The IOC’s addition of the men’s 800 and women’s 1500 freestyles as Olympic events won’t change USA Swimming’s selection procedures for the 2017 World Championships, but will have an impact on U.S. National Team selection for 2017-2018.
The main impact for 2017 World Championships selection is the priority placed on Olympic events compared to non-Olympic events. In USA Swimming’s selection procedures for the 2017 World Championships, swimmers are selected in the following priority order based on results of U.S. Nationals:
- Top 4 finishers in 100 and 200 frees and winners of Olympic events
- Second place finishers in Olympic events
- Winners of non-Olympic events
- Fifth place finishers in 100/200 free
- Sixth place finishers in 100/200 free
Whenever the max roster size (26 men and 26 women) is hit, the team is locked, with any swimmers in a lower priority qualifying spot not making the team. Typically, this isn’t an issue, with plenty of swimmers qualifying in multiple events. The main quirk is that non-Olympic events only qualify the winner for Worlds, while Olympic events can qualify second-place finishers as well.

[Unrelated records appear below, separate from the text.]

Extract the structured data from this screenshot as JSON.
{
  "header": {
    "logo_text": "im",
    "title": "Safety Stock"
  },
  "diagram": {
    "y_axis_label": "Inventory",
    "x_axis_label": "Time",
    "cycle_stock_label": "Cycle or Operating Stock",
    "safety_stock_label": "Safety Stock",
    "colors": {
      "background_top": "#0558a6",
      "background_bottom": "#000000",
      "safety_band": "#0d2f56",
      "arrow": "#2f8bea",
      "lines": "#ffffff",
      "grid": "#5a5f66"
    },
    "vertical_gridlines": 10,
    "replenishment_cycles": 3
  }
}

The non-Olympic events contested at Worlds have historically been the men’s 800 free, women’s 1500 free and the 50s of fly, back and breast. A USA Swimming spokesperson told SwimSwam today that USA Swimming would not immediately change the men’s 800 and women’s 1500 to classify as Olympic events for this summer, with U.S. Nationals less than a month away as of the IOC decision to add the events to the 2020 Olympic slate.
That means the winners of the men’s 800 and women’s 1500 will make the World Championships team in priority #3 along with the winners of the stroke 50s. But the second-place finishers in the new distance events won’t make the Worlds team this year.
On the other hand, USA Swimming said it would be using both the men’s 800 and women’s 1500 for National Team status and funding next year. The U.S. National Team is comprised of the swimmers who hit the top 6 times in each Olympic event between a number of national and international level meets (this season, U.S. Nationals, Worlds, World University Games and the U.S. Open). Those swimmers qualify for USA Swimming financial support, meet reimbursement, elite athlete health insurance and other USA Swimming support programs over the next season. We broke down the benefits of National Team member status in a separate report a few years ago.
In the past, the stroke 50s, the men’s 800 and the women’s 1500 did not qualify swimmers for national team status, as they weren’t Olympic events. But USA Swimming said today that the newly-added Olympic events – the men’s 800 and women’s 1500 – would qualify athletes for national team funding for the 2017-2018 season.
That means, in the short term, that we should see more high-level swimmers entering those events, even with only one World Championships roster spot on the line. Distance specialists hoping for national team funding can now achieve that through swims in the women’s 1500 or men’s 800.
With that lengthy explanation of the difference between World Championships selection and National Team qualification, here’s the bird’s eye summary of how the new Olympic events will impact American swimmers this summer specifically:
- Winners of men’s 800, women’s 1500 will make World Champs team (no change from existing policy)
- Second place finishers in those events will not (no change from existing policy)
- Top 6 swimmers from Nationals, Worlds, WUGs and U.S. Open in men’s 800 and women’s 1500 will now qualify for the 2017-2017 U.S. National Team (new policy)
USA Swimming National Team Director Frank Busch applauded the IOC’s expansion of swimming in a statement, calling it an “incredible step forward” for the sport. His full statement is below:
“The IOC’s decision to expand the number of events in swimming at the Olympics is outstanding for the sport and our athletes. Any time you can give the athletes more chances to win Olympic medals, that’s an incredible step forward. These additional events in the Olympic Games reflect how popular the sport of swimming has become around the world and that swimming has the attention and respect of the IOC. We thank FINA for its good work to accomplish this opportunity for athletes.”